A person convicted of a violation of subsection 24-1(a)(8) commits a class 4 felony.

There is no question that this firearm was brought into the Waterleaf restaurant and presented to a person as a gift.  The bringing of that firearm into an establishment that sells intoxicating beverages is in fact a violation of the Criminal Code, section 24-1(a)8.
(10) Carries or possesses on or about his person, upon any public street, alley, or other public lands within the corporate limits of a city, village or incorporated town, except when an invitee thereon or therein, for the purpose of the display of such weapon or the lawful commerce in weapons, or except when on his land or in his own abode, legal dwelling, or fixed place of business, or on the land or in the legal dwelling of another person as an invitee with that person’s permission, any pistol, revolver, stun gun or taser or other firearm, except that this subsection (a) (10) does not apply to or affect transportation of weapons that meet one of the following conditions:
(i) are broken down in a non-functioning state; or
(ii) are not immediately accessible; or
(iii) are unloaded and enclosed in a case, firearm carrying box, shipping box, or other container by a person who has been issued a currently valid Firearm Owner’s Identification Card.
Breuder had the firearm delivered to himself at the COD campus.  Upon receipt of that firearm, he was in possession of a firearm on public land within the corporate limited of the Village of Glen Ellyn.  The three exemptions listed in section 10 appear to not apply in this case because those exemptions are applicable to the transportation of, not the possession of the firearm.
So there is no confusion, there is a distinct difference between possession and transportation.  In section 10, had the legislature wanted to include the exemptions for possession they would have done so as they did in Sec. 24-1.6.(c) which states:
(c) This Section does not apply to or affect the transportation or possession of weapons that:
(i) are broken down in a non-functioning state; or
(ii) are not immediately accessible; or
(iii) are unloaded and enclosed in a case, firearm carrying box, shipping box, or other container by a person who has been issued a currently valid Firearm Owner’s Identification Card.

Considering section (10) is void of the possession language it becomes clear the exemptions listed were specific to transportation of the firearm. 
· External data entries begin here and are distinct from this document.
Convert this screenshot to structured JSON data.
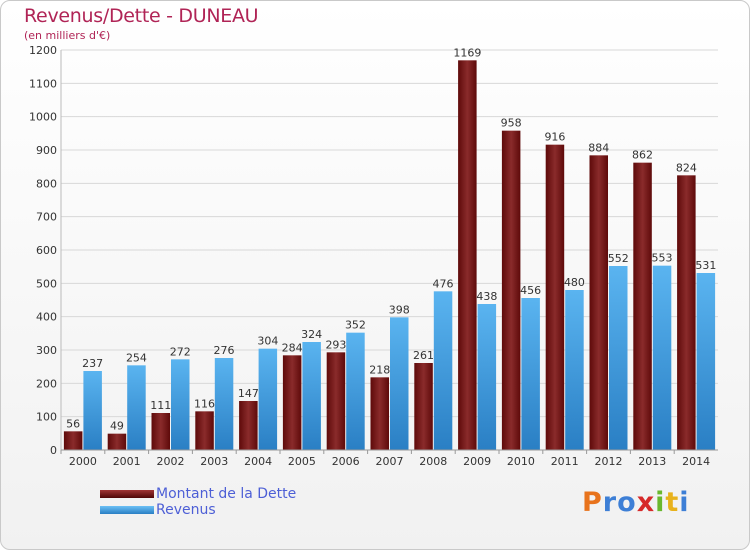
{
  "header": {
    "title": "Revenus/Dette - DUNEAU",
    "subtitle": "(en milliers d'€)"
  },
  "chart_data": {
    "type": "bar",
    "categories": [
      "2000",
      "2001",
      "2002",
      "2003",
      "2004",
      "2005",
      "2006",
      "2007",
      "2008",
      "2009",
      "2010",
      "2011",
      "2012",
      "2013",
      "2014"
    ],
    "series": [
      {
        "name": "Montant de la Dette",
        "color": "#7a1a1a",
        "values": [
          56,
          49,
          111,
          116,
          147,
          284,
          293,
          218,
          261,
          1169,
          958,
          916,
          884,
          862,
          824
        ]
      },
      {
        "name": "Revenus",
        "color": "#3d9be0",
        "values": [
          237,
          254,
          272,
          276,
          304,
          324,
          352,
          398,
          476,
          438,
          456,
          480,
          552,
          553,
          531
        ]
      }
    ],
    "ylim": [
      0,
      1200
    ],
    "yticks": [
      0,
      100,
      200,
      300,
      400,
      500,
      600,
      700,
      800,
      900,
      1000,
      1100,
      1200
    ],
    "grid": true,
    "legend_position": "bottom-left"
  },
  "legend": {
    "items": [
      {
        "label": "Montant de la Dette",
        "color": "#6b0c0c"
      },
      {
        "label": "Revenus",
        "color": "#3d9be0"
      }
    ]
  },
  "logo": {
    "letters": [
      "P",
      "r",
      "o",
      "x",
      "i",
      "t",
      "i"
    ],
    "colors": [
      "#e8731c",
      "#3d7fd6",
      "#3d7fd6",
      "#d62a2a",
      "#6ab82e",
      "#e8b21c",
      "#3d7fd6"
    ]
  }
}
(c) Violations in specific places.
(1.5) A person who violates subsection 24-1(a)(4), 24-1(a)(9), or 24-1(a)(10) in any school, regardless of the time of day or the time of year, in residential property owned, operated, or managed by a public housing agency or leased by a public housing agency as part of a scattered site or mixed-income development, in a public park, in a courthouse, on the real property comprising any school, regardless of the time of day or the time of year, on residential property owned, operated, or managed by a public housing agency or leased by a public housing agency as part of a scattered site or mixed-income development, on the real property comprising any public park, on the real property comprising any courthouse, in any conveyance owned, leased, or contracted by a school to transport students to or from school or a school related activity, in any conveyance owned, leased, or contracted by a public transportation agency, or on any public way within 1,000 feet of the real property comprising any school, public park, courthouse, public transportation facility, or residential property owned, operated, or managed by a public housing agency or leased by a public housing agency as part of a scattered site or mixed-income development commits a Class 3 felony.
By all indications, the act of Breuder having a firearm shipped to the College Campus and bringing it into the Waterleaf violates multiple state statutes of which a section (10) violation constitutes a class 3 felony while section (8) constitutes a class 4 felony.

As additional research is completed we will update accordingly.